Interview zum Tag des Baumes Hans Ludwig Körner: „Multiples Organversagen im Wald“

Sturm, Käfer, Klima: Von allen Seiten ist der Wald bedroht – und das bringt auch die Waldbesitzer in Bedrängnis, sagt Hans Ludwig Körner, der Vorsitzende des Waldbesitzerverbands in Bayern. Foto: Collage Stefan Karl/Verband der Waldbesitzer Bayern e.V.

Im Frühjahr 2020 stecken Wälder und Waldbesitzer offenbar in der Krise: Schadhafter Baumbestand einerseits, älter werdende Waldbesitzer andererseits. Die Sorge um die Zukunft der Wälder wächst.
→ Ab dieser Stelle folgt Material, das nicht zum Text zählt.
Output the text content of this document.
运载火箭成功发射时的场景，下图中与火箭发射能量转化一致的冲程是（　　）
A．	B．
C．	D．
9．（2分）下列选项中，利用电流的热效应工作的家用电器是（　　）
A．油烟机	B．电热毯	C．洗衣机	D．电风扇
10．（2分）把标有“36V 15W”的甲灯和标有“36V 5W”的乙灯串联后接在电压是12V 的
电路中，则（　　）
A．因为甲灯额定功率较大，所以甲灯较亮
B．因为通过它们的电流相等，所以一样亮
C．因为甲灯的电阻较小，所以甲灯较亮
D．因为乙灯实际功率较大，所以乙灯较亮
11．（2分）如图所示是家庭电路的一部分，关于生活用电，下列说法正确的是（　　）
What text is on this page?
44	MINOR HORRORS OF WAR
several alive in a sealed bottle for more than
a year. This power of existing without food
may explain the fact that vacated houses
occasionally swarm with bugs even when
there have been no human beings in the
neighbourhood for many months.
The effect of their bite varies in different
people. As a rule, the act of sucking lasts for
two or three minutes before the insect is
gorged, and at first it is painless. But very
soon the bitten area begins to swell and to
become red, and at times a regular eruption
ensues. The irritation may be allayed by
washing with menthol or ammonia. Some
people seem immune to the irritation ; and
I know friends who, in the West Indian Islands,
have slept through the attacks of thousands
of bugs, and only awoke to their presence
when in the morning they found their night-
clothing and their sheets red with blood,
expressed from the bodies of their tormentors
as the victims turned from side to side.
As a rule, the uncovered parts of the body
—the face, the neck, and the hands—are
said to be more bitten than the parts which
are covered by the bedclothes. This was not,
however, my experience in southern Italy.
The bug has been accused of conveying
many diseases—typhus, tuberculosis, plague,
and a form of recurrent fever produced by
Zum Tag des Baumes haben wir mit dem Geschäftsführer des Bayerischen Waldbesitzerverbands, Hans Ludwig Körner, über den Zustand und die Perspektiven der Wälder der Region gesprochen.

Herr Körner, wie ist der Zustand der Wälder im Frühjahr 2020?

Hans Ludwig Körner: Die Wälder sind geschwächt. Dürre, Sturmtief Sabine, das Ende Februar noch getobt hat. Das hat die Wälder sehr stark belastet, hinzu kommen die Schäden aus den Jahren zuvor und der Borkenkäferbefall. Eine Erkrankung, kurz vor dem multiplen Organversagen.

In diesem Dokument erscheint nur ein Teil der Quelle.